Snowden, who runs the Kames Investment Grade, Investment Grade Global and Absolute Return bond funds, said in November 2009, Lloyds Banking Group completed a £20bn capital-raising to rebuild its balance sheet and avoid the Asset Protection Scheme – £13bn through an equity placing and the remaining £7bn through a bond exchange.

Those invested in Upper Tier 2 and Tier 1 bonds were offered the chance to swap those bonds for Contingent Convertible Notes, later being nicknamed CoCos.

The bonds divided opinion, recalled Snowden, yet he has calculated that over the last four years, those CoCos, with a maturity date of 2020 and a coupon of 7.869% had returned 83%, compared with 58% for the European High Yield market, 38% for the iBoxx £ Non-Gilt 7-10yr Index and 26% for Gilts also set to mature in 2020 as well.

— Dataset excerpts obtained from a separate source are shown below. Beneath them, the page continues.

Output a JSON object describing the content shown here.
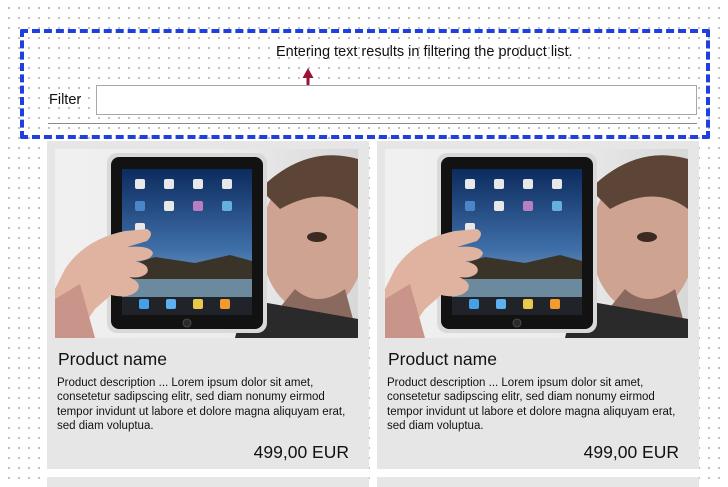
{
  "annotation": {
    "text": "Entering text results in filtering the product list.",
    "arrow_icon": "arrow-up-icon",
    "box_color": "#1f3fe0",
    "arrow_color": "#9b1236"
  },
  "filter": {
    "label": "Filter",
    "value": "",
    "placeholder": ""
  },
  "products": [
    {
      "image_icon": "product-photo-tablet",
      "name": "Product name",
      "description": "Product description   ... Lorem ipsum dolor sit amet, consetetur sadipscing elitr, sed diam nonumy eirmod tempor invidunt ut labore et dolore magna aliquyam erat, sed diam voluptua.",
      "price": "499,00 EUR"
    },
    {
      "image_icon": "product-photo-tablet",
      "name": "Product name",
      "description": "Product description   ... Lorem ipsum dolor sit amet, consetetur sadipscing elitr, sed diam nonumy eirmod tempor invidunt ut labore et dolore magna aliquyam erat, sed diam voluptua.",
      "price": "499,00 EUR"
    }
  ]
}
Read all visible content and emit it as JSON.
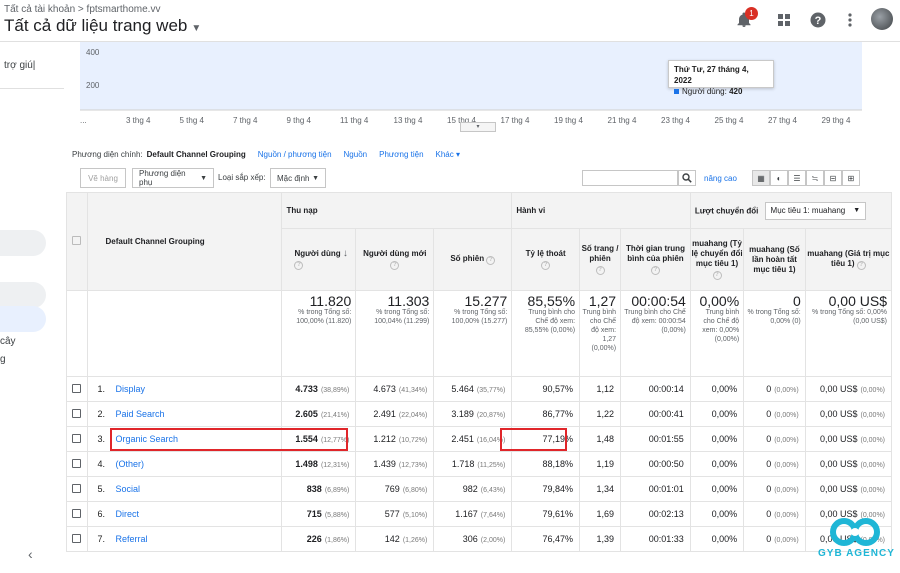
{
  "header": {
    "breadcrumb": "Tất cả tài khoản > fptsmarthome.vv",
    "title": "Tất cả dữ liệu trang web",
    "notification_count": "1"
  },
  "sidebar": {
    "items": [
      "trợ giú|",
      "cây",
      "g"
    ]
  },
  "chart_data": {
    "type": "area",
    "y_ticks": [
      "400",
      "200"
    ],
    "x_tick_labels": [
      "...",
      "3 thg 4",
      "5 thg 4",
      "7 thg 4",
      "9 thg 4",
      "11 thg 4",
      "13 thg 4",
      "15 thg 4",
      "17 thg 4",
      "19 thg 4",
      "21 thg 4",
      "23 thg 4",
      "25 thg 4",
      "27 thg 4",
      "29 thg 4"
    ],
    "series": [
      {
        "name": "Người dùng",
        "values": [
          395,
          400,
          440,
          380,
          350,
          430,
          450,
          470,
          430,
          470,
          450,
          440,
          430,
          455,
          460,
          465,
          460,
          470,
          410,
          475,
          470,
          440,
          460,
          465,
          470,
          460,
          455,
          475,
          470,
          420,
          360
        ]
      }
    ],
    "color": "#1a73e8"
  },
  "tooltip": {
    "date": "Thứ Tư, 27 tháng 4, 2022",
    "metric": "Người dùng:",
    "value": "420"
  },
  "dimensions": {
    "label": "Phương diện chính:",
    "selected": "Default Channel Grouping",
    "options": [
      "Nguồn / phương tiện",
      "Nguồn",
      "Phương tiện"
    ],
    "more": "Khác"
  },
  "toolbar": {
    "plot_rows": "Vẽ hàng",
    "secondary": "Phương diện phụ",
    "sort_label": "Loại sắp xếp:",
    "sort_value": "Mặc định",
    "advanced": "nâng cao"
  },
  "table": {
    "dimension_header": "Default Channel Grouping",
    "groups": [
      "Thu nạp",
      "Hành vi",
      "Lượt chuyển đổi"
    ],
    "goal_select": "Mục tiêu 1: muahang",
    "columns": [
      "Người dùng",
      "Người dùng mới",
      "Số phiên",
      "Tỷ lệ thoát",
      "Số trang / phiên",
      "Thời gian trung bình của phiên",
      "muahang (Tỷ lệ chuyển đổi mục tiêu 1)",
      "muahang (Số lần hoàn tất mục tiêu 1)",
      "muahang (Giá trị mục tiêu 1)"
    ],
    "totals": [
      {
        "big": "11.820",
        "note": "% trong Tổng số: 100,00% (11.820)"
      },
      {
        "big": "11.303",
        "note": "% trong Tổng số: 100,04% (11.299)"
      },
      {
        "big": "15.277",
        "note": "% trong Tổng số: 100,00% (15.277)"
      },
      {
        "big": "85,55%",
        "note": "Trung bình cho Chế độ xem: 85,55% (0,00%)"
      },
      {
        "big": "1,27",
        "note": "Trung bình cho Chế độ xem: 1,27 (0,00%)"
      },
      {
        "big": "00:00:54",
        "note": "Trung bình cho Chế độ xem: 00:00:54 (0,00%)"
      },
      {
        "big": "0,00%",
        "note": "Trung bình cho Chế độ xem: 0,00% (0,00%)"
      },
      {
        "big": "0",
        "note": "% trong Tổng số: 0,00% (0)"
      },
      {
        "big": "0,00 US$",
        "note": "% trong Tổng số: 0,00% (0,00 US$)"
      }
    ],
    "rows": [
      {
        "idx": "1.",
        "name": "Display",
        "users": "4.733",
        "users_pct": "(38,89%)",
        "new": "4.673",
        "new_pct": "(41,34%)",
        "sess": "5.464",
        "sess_pct": "(35,77%)",
        "bounce": "90,57%",
        "pps": "1,12",
        "dur": "00:00:14",
        "cr": "0,00%",
        "comp": "0",
        "comp_pct": "(0,00%)",
        "val": "0,00 US$",
        "val_pct": "(0,00%)"
      },
      {
        "idx": "2.",
        "name": "Paid Search",
        "users": "2.605",
        "users_pct": "(21,41%)",
        "new": "2.491",
        "new_pct": "(22,04%)",
        "sess": "3.189",
        "sess_pct": "(20,87%)",
        "bounce": "86,77%",
        "pps": "1,22",
        "dur": "00:00:41",
        "cr": "0,00%",
        "comp": "0",
        "comp_pct": "(0,00%)",
        "val": "0,00 US$",
        "val_pct": "(0,00%)"
      },
      {
        "idx": "3.",
        "name": "Organic Search",
        "users": "1.554",
        "users_pct": "(12,77%)",
        "new": "1.212",
        "new_pct": "(10,72%)",
        "sess": "2.451",
        "sess_pct": "(16,04%)",
        "bounce": "77,19%",
        "pps": "1,48",
        "dur": "00:01:55",
        "cr": "0,00%",
        "comp": "0",
        "comp_pct": "(0,00%)",
        "val": "0,00 US$",
        "val_pct": "(0,00%)"
      },
      {
        "idx": "4.",
        "name": "(Other)",
        "users": "1.498",
        "users_pct": "(12,31%)",
        "new": "1.439",
        "new_pct": "(12,73%)",
        "sess": "1.718",
        "sess_pct": "(11,25%)",
        "bounce": "88,18%",
        "pps": "1,19",
        "dur": "00:00:50",
        "cr": "0,00%",
        "comp": "0",
        "comp_pct": "(0,00%)",
        "val": "0,00 US$",
        "val_pct": "(0,00%)"
      },
      {
        "idx": "5.",
        "name": "Social",
        "users": "838",
        "users_pct": "(6,89%)",
        "new": "769",
        "new_pct": "(6,80%)",
        "sess": "982",
        "sess_pct": "(6,43%)",
        "bounce": "79,84%",
        "pps": "1,34",
        "dur": "00:01:01",
        "cr": "0,00%",
        "comp": "0",
        "comp_pct": "(0,00%)",
        "val": "0,00 US$",
        "val_pct": "(0,00%)"
      },
      {
        "idx": "6.",
        "name": "Direct",
        "users": "715",
        "users_pct": "(5,88%)",
        "new": "577",
        "new_pct": "(5,10%)",
        "sess": "1.167",
        "sess_pct": "(7,64%)",
        "bounce": "79,61%",
        "pps": "1,69",
        "dur": "00:02:13",
        "cr": "0,00%",
        "comp": "0",
        "comp_pct": "(0,00%)",
        "val": "0,00 US$",
        "val_pct": "(0,00%)"
      },
      {
        "idx": "7.",
        "name": "Referral",
        "users": "226",
        "users_pct": "(1,86%)",
        "new": "142",
        "new_pct": "(1,26%)",
        "sess": "306",
        "sess_pct": "(2,00%)",
        "bounce": "76,47%",
        "pps": "1,39",
        "dur": "00:01:33",
        "cr": "0,00%",
        "comp": "0",
        "comp_pct": "(0,00%)",
        "val": "0,00 US$",
        "val_pct": "(0,00%)"
      }
    ]
  },
  "watermark": {
    "text": "GYB AGENCY",
    "color": "#1fb6d6"
  }
}
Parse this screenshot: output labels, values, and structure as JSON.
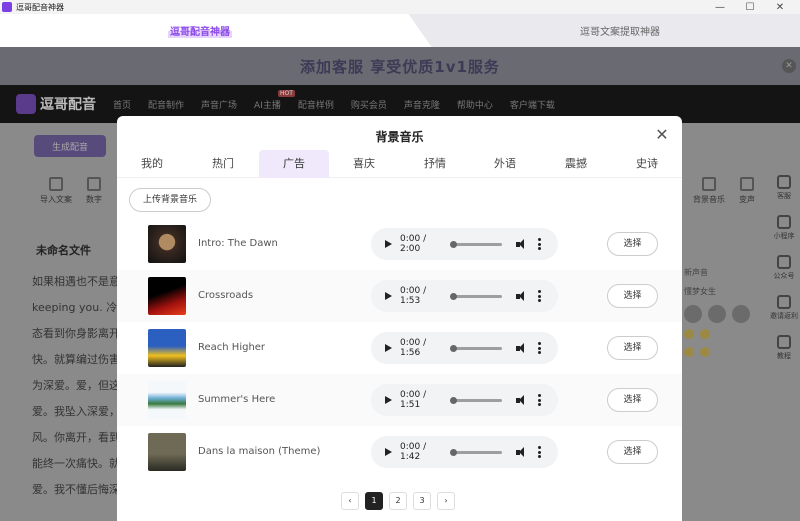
{
  "window": {
    "title": "逗哥配音神器"
  },
  "top_tabs": [
    {
      "label": "逗哥配音神器",
      "active": true
    },
    {
      "label": "逗哥文案提取神器",
      "active": false
    }
  ],
  "background": {
    "banner_text": "添加客服 享受优质1v1服务",
    "logo": "逗哥配音",
    "nav": [
      "首页",
      "配音制作",
      "声音广场",
      "AI主播",
      "配音样例",
      "购买会员",
      "声音克隆",
      "帮助中心",
      "客户端下载"
    ],
    "nav_badges": {
      "hot": "HOT"
    },
    "generate_button": "生成配音",
    "tools": [
      "导入文案",
      "数字",
      "背景音乐",
      "变声"
    ],
    "doc_title": "未命名文件",
    "text_lines": [
      "如果相遇也不是意",
      "keeping you. 冷",
      "态看到你身影离开",
      "快。就算编过伤害",
      "为深爱。爱，但这",
      "爱。我坠入深爱，",
      "风。你离开，看到",
      "能终一次痛快。就",
      "爱。我不懂后悔深"
    ],
    "rail": [
      "客服",
      "小程序",
      "公众号",
      "邀请返利",
      "教程"
    ],
    "right_panel": [
      "新声音",
      "懂梦女生"
    ]
  },
  "modal": {
    "title": "背景音乐",
    "categories": [
      "我的",
      "热门",
      "广告",
      "喜庆",
      "抒情",
      "外语",
      "震撼",
      "史诗"
    ],
    "active_category": "广告",
    "upload_label": "上传背景音乐",
    "select_label": "选择",
    "tracks": [
      {
        "name": "Intro: The Dawn",
        "time": "0:00 / 2:00",
        "cover": "#3a2a22"
      },
      {
        "name": "Crossroads",
        "time": "0:00 / 1:53",
        "cover": "#5a0e0e"
      },
      {
        "name": "Reach Higher",
        "time": "0:00 / 1:56",
        "cover": "#2a4aa0"
      },
      {
        "name": "Summer's Here",
        "time": "0:00 / 1:51",
        "cover": "#e7eef5"
      },
      {
        "name": "Dans la maison (Theme)",
        "time": "0:00 / 1:42",
        "cover": "#4a4838"
      }
    ],
    "pages": [
      "1",
      "2",
      "3"
    ],
    "active_page": "1"
  }
}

He said: “Clearly investors who bought Lloyds CoCo bonds four years ago should be happy. To be fair to those that suffer from coulrophobia [the fear of clowns], CoCo bonds are not without risks. And one CoCo is not the same as another."

He gave his reason for making the swaps in 2009, with generous terms and remote risks.

The CoCos convert into Lloyds shares at 59p per share if the core capital ratios fall below 5%. With Lloyds shares at 77p (at time of writing), the factors to consider are the likelihood of conversion and the value of the equity at conversion.

“We can be pretty certain that the value of the equity would be low, and potentially zero.  But if you get converted you still at least have the potential of some recovery.

“As for the likelihood of conversion, it is remote, mostly due to the terms and conditions of the bond. Lloyds Cocos convert to equity if core capital falls below 5%. But critically that 5% trigger level is set on an old definition. New capital requirements are more stringent. Under the modern definition, that equates to approximately 3%. Given that systematically important UK banks are not allowed to let their core capital drop below 6%, the chance of conversion is remote.”

He added that the risk was even more remote given the tougher capital requirements on banks.

The Barclays bond issued this week also converts to equity but at a core capital trigger of 7%, meaning the likelihood of conversion is higher.

The coupon terms were also restrictive, he said, compared with the Lloyds’ ‘must-pay’ security. 

“We think Barclays is a fine bank and its Alternative Tier 1 Contingent Capital Note is unlikely to trigger. But the easier to trigger 7% capital level combined with the weak coupon language makes the new Barclays bond less attractive than the old Lloyds CoCos. That is why four years after being called a clown I still hold Lloyds CoCos.”